The additional min stack requires extra memory proportional to the number of elements in the main stack. Therefore, the total space complexity is linear.
Test Cases
# Basic example from problem statement
stack = MinStack()
stack.push(-2)
stack.push(0)
stack.push(-3)
assert stack.getMin() == -3 # minimum after multiple pushes
stack.pop()
assert stack.top() == 0 # top after pop
assert stack.getMin() == -2 # minimum restored after pop
# Single element stack
stack = MinStack()
stack.push(5)
assert stack.top() == 5 # only element is top
assert stack.getMin() == 5 # only element is minimum
# Increasing values
stack = MinStack()
stack.push(1)
stack.push(2)
stack.push(3)
assert stack.getMin() == 1 # first element remains minimum
# Decreasing values
stack = MinStack()
stack.push(3)
stack.push(2)
stack.push(1)
assert stack.getMin() == 1 # newest element becomes minimum
# Duplicate minimum values
stack = MinStack()
stack.push(2)
stack.push(1)
stack.push(1)
stack.push(3)
assert stack.getMin() == 1 # duplicate minimum exists
stack.pop()
assert stack.getMin() == 1 # minimum still exists
stack.pop()
assert stack.getMin() == 1 # second duplicate still exists
stack.pop()
assert stack.getMin() == 2 # minimum restored
# Negative numbers
stack = MinStack()
stack.push(-1)
stack.push(-5)
stack.push(-3)
assert stack.getMin() == -5 # negative minimum
# Alternating push and pop
stack = MinStack()
stack.push(10)
stack.push(5)
assert stack.getMin() == 5 # minimum updated
stack.pop()
assert stack.getMin() == 10 # minimum restored
stack.push(2)
assert stack.getMin() == 2 # new minimum
# Large integer boundaries
stack = MinStack()
stack.push(-2**31)
stack.push(2**31 - 1)
assert stack.getMin() == -2**31 # minimum handles extreme values
| Test | Why |
|---|---|
| Problem example | Verifies standard behavior |
| Single element | Tests smallest valid stack |
| Increasing values | Ensures minimum remains unchanged |
| Decreasing values | Ensures minimum updates correctly |
| Duplicate minimums | Verifies proper handling of repeated minimums |
| Negative numbers | Confirms support for negative values |
| Alternating operations | Tests synchronization between stacks |
| Integer boundaries | Confirms extreme values are handled correctly |
Edge Cases
Duplicate Minimum Values
One subtle issue occurs when the minimum value appears multiple times.
For example:
push(2)
push(1)
push(1)
If we only tracked unique minimums, popping one 1 could incorrectly remove the minimum even though another 1 still exists.
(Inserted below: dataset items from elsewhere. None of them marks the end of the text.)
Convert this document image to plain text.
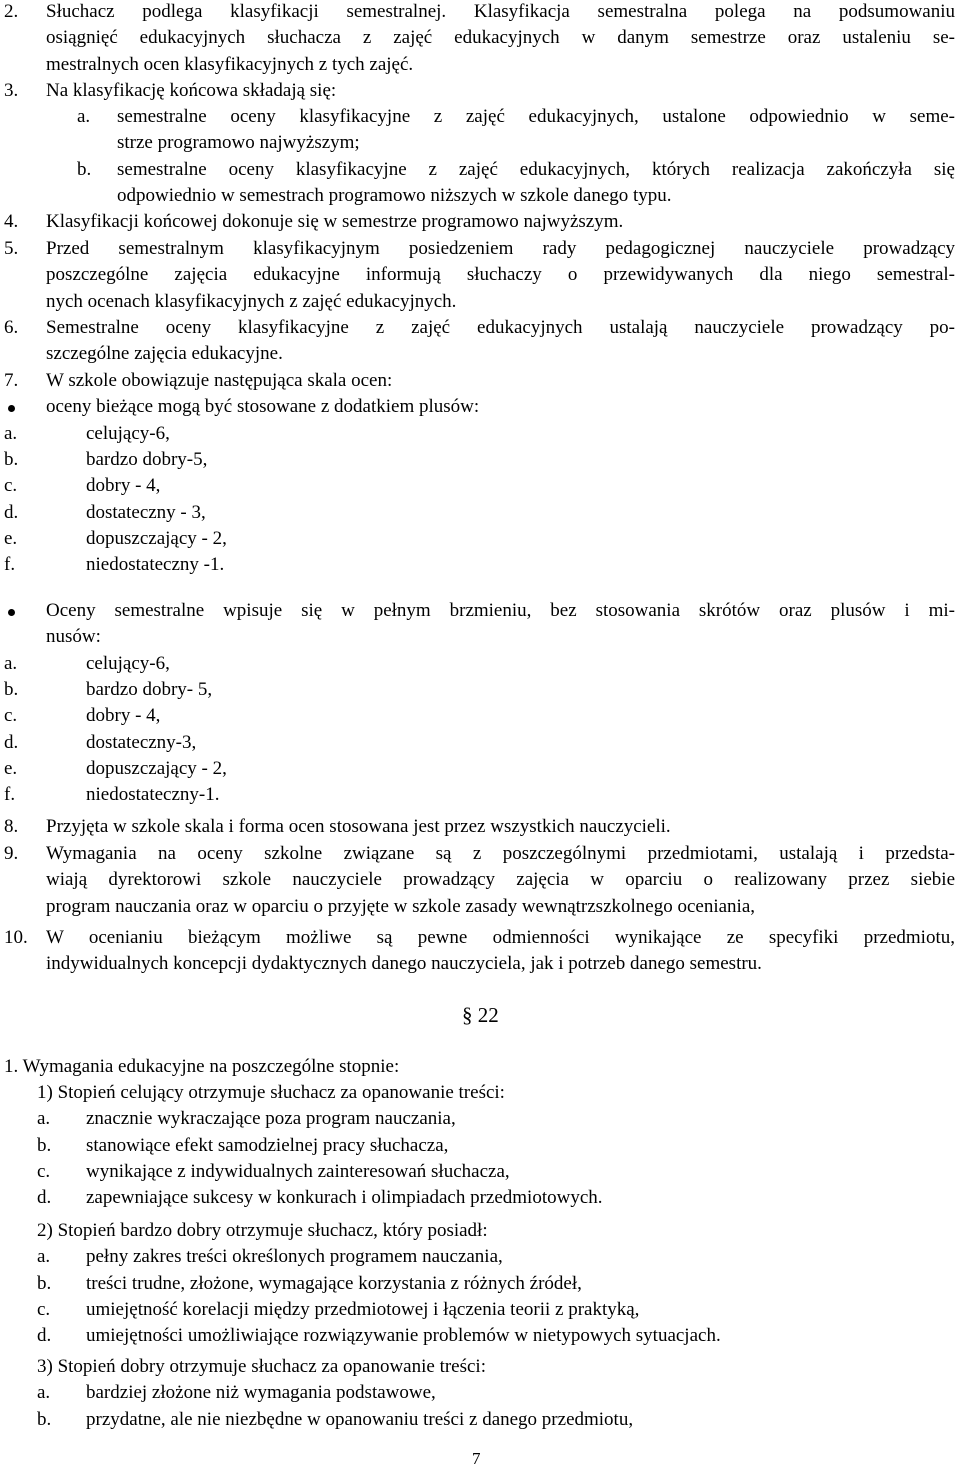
2. Słuchacz podlega klasyfikacji semestralnej. Klasyfikacja semestralna polega na podsumowaniu
osiągnięć edukacyjnych słuchacza z zajęć edukacyjnych w danym semestrze oraz ustaleniu se-
mestralnych ocen klasyfikacyjnych z tych zajęć.
3. Na klasyfikację końcowa składają się:
a. semestralne oceny klasyfikacyjne z zajęć edukacyjnych, ustalone odpowiednio w seme-
strze programowo najwyższym;
b. semestralne oceny klasyfikacyjne z zajęć edukacyjnych, których realizacja zakończyła się
odpowiednio w semestrach programowo niższych w szkole danego typu.
4. Klasyfikacji końcowej dokonuje się w semestrze programowo najwyższym.
5. Przed semestralnym klasyfikacyjnym posiedzeniem rady pedagogicznej nauczyciele prowadzący
poszczególne zajęcia edukacyjne informują słuchaczy o przewidywanych dla niego semestral-
nych ocenach klasyfikacyjnych z zajęć edukacyjnych.
6. Semestralne oceny klasyfikacyjne z zajęć edukacyjnych ustalają nauczyciele prowadzący po-
szczególne zajęcia edukacyjne.
7. W szkole obowiązuje następująca skala ocen:
oceny bieżące mogą być stosowane z dodatkiem plusów:
a.	celujący-6,
b.	bardzo dobry-5,
c.	dobry - 4,
d.	dostateczny - 3,
e.	dopuszczający - 2,
f.	niedostateczny -1.
Oceny semestralne wpisuje się w pełnym brzmieniu, bez stosowania skrótów oraz plusów i mi-
nusów:
a.	celujący-6,
b.	bardzo dobry- 5,
c.	dobry - 4,
d.	dostateczny-3,
e.	dopuszczający - 2,
f.	niedostateczny-1.
8. Przyjęta w szkole skala i forma ocen stosowana jest przez wszystkich nauczycieli.
9. Wymagania na oceny szkolne związane są z poszczególnymi przedmiotami, ustalają i przedsta-
wiają dyrektorowi szkole nauczyciele prowadzący zajęcia w oparciu o realizowany przez siebie
program nauczania oraz w oparciu o przyjęte w szkole zasady wewnątrzszkolnego oceniania,
10. W ocenianiu bieżącym możliwe są pewne odmienności wynikające ze specyfiki przedmiotu,
indywidualnych koncepcji dydaktycznych danego nauczyciela, jak i potrzeb danego semestru.
§ 22
1. Wymagania edukacyjne na poszczególne stopnie:
1) Stopień celujący otrzymuje słuchacz za opanowanie treści:
a. znacznie wykraczające poza program nauczania,
b. stanowiące efekt samodzielnej pracy słuchacza,
c. wynikające z indywidualnych zainteresowań słuchacza,
d. zapewniające sukcesy w konkurach i olimpiadach przedmiotowych.
2) Stopień bardzo dobry otrzymuje słuchacz, który posiadł:
a. pełny zakres treści określonych programem nauczania,
b. treści trudne, złożone, wymagające korzystania z różnych źródeł,
c. umiejętność korelacji między przedmiotowej i łączenia teorii z praktyką,
d. umiejętności umożliwiające rozwiązywanie problemów w nietypowych sytuacjach.
3) Stopień dobry otrzymuje słuchacz za opanowanie treści:
a. bardziej złożone niż wymagania podstawowe,
b. przydatne, ale nie niezbędne w opanowaniu treści z danego przedmiotu,
7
The implementation avoids this problem by storing the minimum value at every stack depth. Each push records the current minimum again, even if it is unchanged.
Popping the Current Minimum
Another common source of bugs occurs when the top element is also the current minimum.
For example:
push(3)
push(2)
push(1)
pop()
After removing 1, the minimum should revert to 2.
Because the min stack stores historical minimum values at every depth, removing the top automatically restores the previous minimum correctly.
Negative Numbers and Integer Limits
The constraints allow values as small as -2^31 and as large as 2^31 - 1.
Some implementations accidentally assume only positive numbers or use incorrect comparisons.
This solution works correctly for all valid integer values because it only relies on standard integer comparisons and does not perform arithmetic operations that could overflow.